As corrected through Wednesday, December 26, 2012
As corrected through Wednesday, December 26, 2012


In the Matter of Mary Elizabeth Carter, Respondent, v Landin L. Work, Respondent. Carolyn Kellogg Jonas, Esq., Attorney for the Child, Appellant.

[*1] Carolyn Kellogg Jonas, Attorney for the Child, Wellsville, appellant pro se.

Carr Saglimben LLP, Olean (Jay D. Carr of counsel), for respondent-respondent.

Appeal from an order of the Family Court, Allegany County (Terrence M. Parker, J.), entered June 17, 2011 in a proceeding pursuant to Family Court Act article 6. The order denied the petition to suspend the visitation between respondent and the child.

It is hereby ordered that the order so appealed from is unanimously affirmed without costs.

Memorandum: Petitioner mother commenced this proceeding seeking modification of a prior order of custody and visitation (prior order) by suspending all visitation between the child and respondent father. At the time the proceeding was commenced, Family Court issued an order to show cause suspending the father's visitation with the child, but the court later issued a temporary order reinstating visitation under certain conditions. After a hearing, the court denied the petition and reinstated visitation between the father and the child according to the schedule set forth in the prior order under certain conditions.

The Attorney for the Child (AFC) contends that the court erred in denying the petition and reinstating visitation between the father and the child.
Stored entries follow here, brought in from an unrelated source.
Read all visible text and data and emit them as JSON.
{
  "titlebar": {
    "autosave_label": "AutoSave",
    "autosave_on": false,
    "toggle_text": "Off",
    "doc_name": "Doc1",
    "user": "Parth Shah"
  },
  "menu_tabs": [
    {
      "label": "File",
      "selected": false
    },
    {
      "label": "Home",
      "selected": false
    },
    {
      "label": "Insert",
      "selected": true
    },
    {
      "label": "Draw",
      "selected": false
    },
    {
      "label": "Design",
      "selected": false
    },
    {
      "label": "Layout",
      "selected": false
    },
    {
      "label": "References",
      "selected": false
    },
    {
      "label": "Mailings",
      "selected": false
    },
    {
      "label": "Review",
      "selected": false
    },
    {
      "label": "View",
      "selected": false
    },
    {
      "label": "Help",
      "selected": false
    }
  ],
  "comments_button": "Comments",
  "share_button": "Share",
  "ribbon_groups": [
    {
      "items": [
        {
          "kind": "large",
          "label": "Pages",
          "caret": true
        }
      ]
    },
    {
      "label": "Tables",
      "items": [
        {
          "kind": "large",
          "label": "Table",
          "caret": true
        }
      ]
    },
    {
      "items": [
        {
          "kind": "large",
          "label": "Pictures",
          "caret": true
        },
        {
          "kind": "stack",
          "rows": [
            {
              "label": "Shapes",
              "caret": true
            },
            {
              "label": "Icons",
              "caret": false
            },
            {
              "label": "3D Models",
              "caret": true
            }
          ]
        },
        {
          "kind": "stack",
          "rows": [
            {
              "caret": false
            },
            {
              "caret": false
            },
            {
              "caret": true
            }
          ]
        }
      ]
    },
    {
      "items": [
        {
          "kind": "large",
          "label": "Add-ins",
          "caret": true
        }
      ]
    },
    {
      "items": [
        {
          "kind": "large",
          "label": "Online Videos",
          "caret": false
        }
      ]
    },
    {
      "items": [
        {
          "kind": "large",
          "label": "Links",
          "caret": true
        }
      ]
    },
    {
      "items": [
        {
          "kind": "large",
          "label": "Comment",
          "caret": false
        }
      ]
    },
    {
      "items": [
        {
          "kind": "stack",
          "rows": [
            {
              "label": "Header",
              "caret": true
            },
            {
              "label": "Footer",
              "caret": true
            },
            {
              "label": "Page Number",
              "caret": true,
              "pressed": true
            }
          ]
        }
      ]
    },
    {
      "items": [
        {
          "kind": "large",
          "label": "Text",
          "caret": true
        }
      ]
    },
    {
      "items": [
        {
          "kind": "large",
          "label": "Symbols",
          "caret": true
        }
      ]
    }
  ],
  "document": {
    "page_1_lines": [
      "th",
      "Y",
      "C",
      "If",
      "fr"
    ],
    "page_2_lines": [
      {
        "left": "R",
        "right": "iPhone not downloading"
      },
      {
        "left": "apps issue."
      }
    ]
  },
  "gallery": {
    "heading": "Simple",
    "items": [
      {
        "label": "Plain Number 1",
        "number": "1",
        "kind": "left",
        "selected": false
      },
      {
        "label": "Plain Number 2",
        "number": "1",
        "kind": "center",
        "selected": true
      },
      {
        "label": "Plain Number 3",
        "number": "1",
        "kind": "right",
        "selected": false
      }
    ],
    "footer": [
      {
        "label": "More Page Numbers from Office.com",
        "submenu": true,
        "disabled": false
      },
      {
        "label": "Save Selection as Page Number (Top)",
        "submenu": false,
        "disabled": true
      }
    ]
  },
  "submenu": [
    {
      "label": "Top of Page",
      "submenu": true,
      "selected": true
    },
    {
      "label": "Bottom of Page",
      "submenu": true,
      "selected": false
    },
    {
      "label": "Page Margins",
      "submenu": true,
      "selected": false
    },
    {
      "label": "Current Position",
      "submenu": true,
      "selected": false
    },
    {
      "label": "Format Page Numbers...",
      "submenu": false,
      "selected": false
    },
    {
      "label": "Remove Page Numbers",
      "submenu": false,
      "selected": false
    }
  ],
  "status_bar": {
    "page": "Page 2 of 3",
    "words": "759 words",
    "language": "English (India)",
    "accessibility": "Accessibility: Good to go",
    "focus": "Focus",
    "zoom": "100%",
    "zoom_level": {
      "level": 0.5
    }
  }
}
We reject that contention. It is well settled that visitation with the noncustodial parent is presumed to be in the child's best interests (see Matter of Brown v Erbstoesser, 85 AD3d 1497, 1499 [2011]), and that denial of visitation is justified only for a compelling reason (see Matter of Swett v Balcom, 64 AD3d 934, 935 [2009], lv denied 13 NY3d 710 [2009]). Here, we decline to disturb the decision of the court, which has a sound and substantial basis in the record (see generally Matter of Nicole J.R. v Jason M.R., 81 AD3d 1450, 1451 [2011], lv denied 17 NY3d 701 [2011]). Although the relationship between the father and the child is strained, there is nothing in the record establishing that visitation has been detrimental to the child (see Brown, 85 AD3d at 1499). To the contrary, the record supports the court's determination that visitation would be in the child's best interests and that resuming visitation [*2]offered the only hope of restoring the father-daughter relationship. In addition, the record suggests that the child's opposition to visitation was the product, at least in part, of parental alienation by the mother (see Matter of Bond v MacLeod, 83 AD3d 1304, 1306 [2011]).

Finally, although we agree with the AFC that the court improperly disclosed the child's statement at the Lincoln hearing (see Matter of Spencer v Spencer, 85 AD3d 1244, 1246 [2011]), we conclude that the error does not justify disturbing an otherwise valid determination (see Matter of Rivera v LaSalle, 84 AD3d 1436, 1437 [2011]). Present—Centra, J.P., Peradotto, Sconiers, Valentino and Martoche, JJ.